Chris Bains takes a walk through the Black Country in 1984. He visits Saltwells Nature Reserve, the derelict Round Oak steel works and looks on as Merry Hill Farm is destroyed to make way for the shopping centre.
I remember playing there late 40's early 50's with my mates when the area was pretty derelict, and still had relics of the Earl of Dudley's railway. We called it the area the Coppice. Mousesweet Brook was bright yellow from pollution (I thought that was the normal colour for streams). The Doulton Clay Pit was a frightening place with green pools and tales of drownings. Our parents allowed us to go although we got hammered coming home covered in mud. Often families used to go to the Woodman pub somewhere there. It was great to see the transformation after moving away in 1960.
Thank you for this. It is very sad on both sides of the story. Factories shutting down, people loosing their jobs and on the other hand loosing beautiful green and pleasant fields.
Saltwells is beautiful, as is Baggeridge. Both manmade sanctuaries (one an ex quarry, the other an ex coal mine) that have been returned to green following the the industrial era. They are lovely places to walk. Baggeridge has been a particular sanctury to me and my family throughout 2020. I just wish some of my fellow Black Country men and women would learn to look after their environment.
@@robferguson8696 Thank you! My husband and I did the 4 mile round walk from Baggeridge to Himley at the weekend. Lovely and mucky underfoot and LOTS of birdsong. Definitely a hint of spring in the air now!!!
Thanks for sharing this. I remember watching this as a young boy the first time around and we had a vhs recording for years (BBC2 I think) and as living in Brierley Hill at the time, the building of the Merry Hill shopping centre. Still go over Saltwells Wood occasionally and walk the local canals. Brilliant video. Thanks 🙏
I literally live a mile from the “Merry Hill Shopping Centre” although the centre holds many memories for me growing up, it’s sad to see what had to be removed for it to exist. No more than a year ago now I was stood on the viaduct that you can see in one of the the shots by the canal by the steelworks, makes me abit emotional.... my how things have changed.

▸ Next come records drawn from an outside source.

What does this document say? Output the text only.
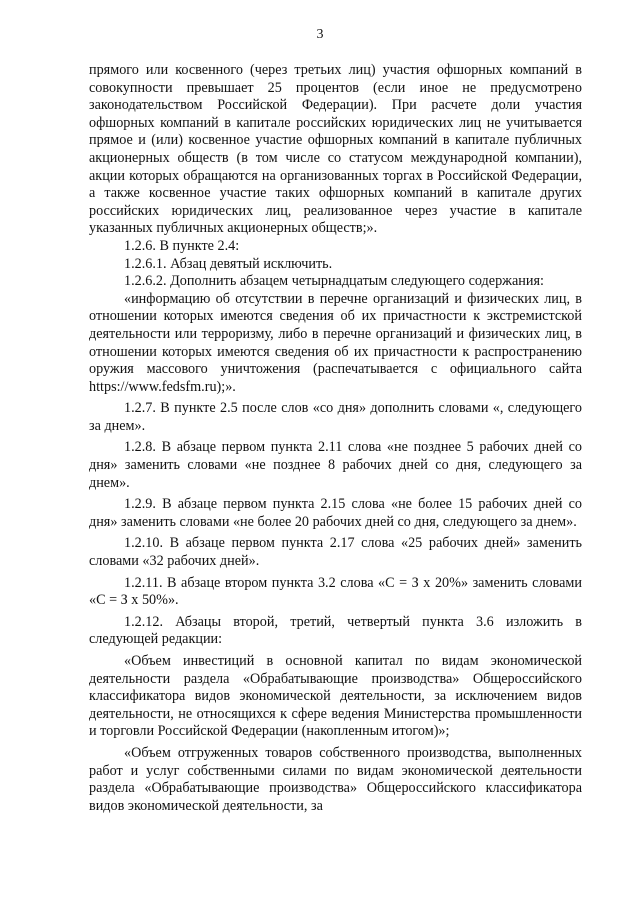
3

прямого или косвенного (через третьих лиц) участия офшорных компаний в совокупности превышает 25 процентов (если иное не предусмотрено законодательством Российской Федерации). При расчете доли участия офшорных компаний в капитале российских юридических лиц не учитывается прямое и (или) косвенное участие офшорных компаний в капитале публичных акционерных обществ (в том числе со статусом международной компании), акции которых обращаются на организованных торгах в Российской Федерации, а также косвенное участие таких офшорных компаний в капитале других российских юридических лиц, реализованное через участие в капитале указанных публичных акционерных обществ;».

1.2.6. В пункте 2.4:

1.2.6.1. Абзац девятый исключить.

1.2.6.2. Дополнить абзацем четырнадцатым следующего содержания:

«информацию об отсутствии в перечне организаций и физических лиц, в отношении которых имеются сведения об их причастности к экстремистской деятельности или терроризму, либо в перечне организаций и физических лиц, в отношении которых имеются сведения об их причастности к распространению оружия массового уничтожения (распечатывается с официального сайта https://www.fedsfm.ru);».

1.2.7. В пункте 2.5 после слов «со дня» дополнить словами «, следующего за днем».

1.2.8. В абзаце первом пункта 2.11 слова «не позднее 5 рабочих дней со дня» заменить словами «не позднее 8 рабочих дней со дня, следующего за днем».

1.2.9. В абзаце первом пункта 2.15 слова «не более 15 рабочих дней со дня» заменить словами «не более 20 рабочих дней со дня, следующего за днем».

1.2.10. В абзаце первом пункта 2.17 слова «25 рабочих дней» заменить словами «32 рабочих дней».

1.2.11. В абзаце втором пункта 3.2 слова «С = З х 20%» заменить словами «С = З х 50%».

1.2.12. Абзацы второй, третий, четвертый пункта 3.6 изложить в следующей редакции:

«Объем инвестиций в основной капитал по видам экономической деятельности раздела «Обрабатывающие производства» Общероссийского классификатора видов экономической деятельности, за исключением видов деятельности, не относящихся к сфере ведения Министерства промышленности и торговли Российской Федерации (накопленным итогом)»;

«Объем отгруженных товаров собственного производства, выполненных работ и услуг собственными силами по видам экономической деятельности раздела «Обрабатывающие производства» Общероссийского классификатора видов экономической деятельности, за
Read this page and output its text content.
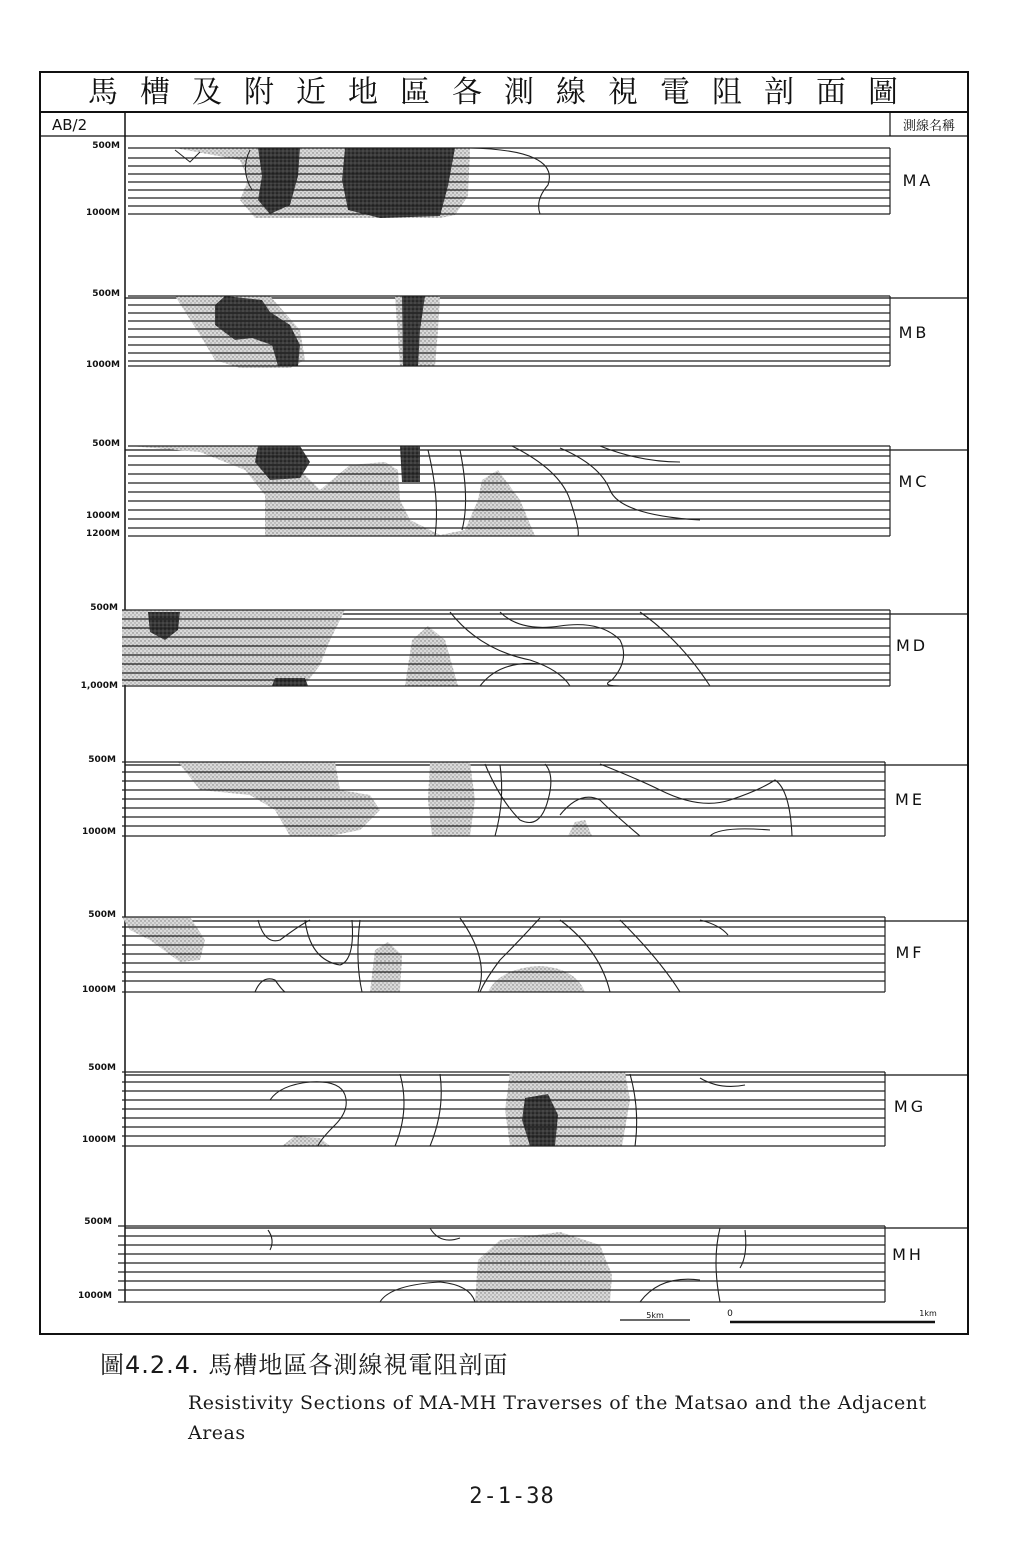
馬槽及附近地區各測線視電阻剖面圖
AB/2	測線名稱
500M
1000M
500M
1000M
500M
1000M
1200M
500M
1,000M
500M
1000M
500M
1000M
500M
1000M
500M
1000M
MA
MB
MC
MD
ME
MF
MG
MH
5km	0	1km
圖4.2.4. 馬槽地區各測線視電阻剖面
Resistivity Sections of MA-MH Traverses of the Matsao and the Adjacent Areas
2-1-38
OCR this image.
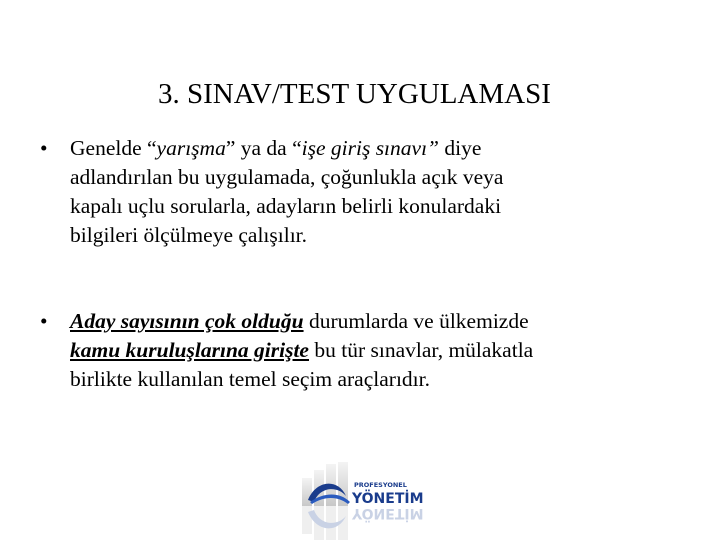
3. SINAV/TEST UYGULAMASI
•	Genelde “yarışma” ya da “işe giriş sınavı” diye
adlandırılan bu uygulamada, çoğunlukla açık veya
kapalı uçlu sorularla, adayların belirli konulardaki
bilgileri ölçülmeye çalışılır.
•	Aday sayısının çok olduğu durumlarda ve ülkemizde
kamu kuruluşlarına girişte bu tür sınavlar, mülakatla
birlikte kullanılan temel seçim araçlarıdır.
PROFESYONEL
YÖNETİM
YÖNETİM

had family work at the ole oak steel works as a kid we used to ride our motorbikes along that canel and cross old sites to ride to west brom and brum and back for the day, they were overgrown back then sometimes had to back track as bridges had fell apart wooden sleeepers used to repair the walk ways had fell away never really saw or knew how massive round oak was till it was gone and they built not so merryhill shopping centre ,ive told my kids of the old canels and old factories we rode and played around and in great footage thank you for the old memories
I didn't notice the date on the description but as I watched the credits at the end I was guessing it was between 1977 and 1984. Just about a good guess! The children seemed like 1970s/early 1980s children... on BMX bikes?! Some of my ancestors and their siblings probably worked there or not far from there... as clay miners, quarry labourers... things like that. Thye must have been tough people to do heavy work like that for too many hours a week!
I doubt if there is. We were very fortunate that this version was found and copied from film to a digital format. The rest I imagine was swept up from the cutting room floor.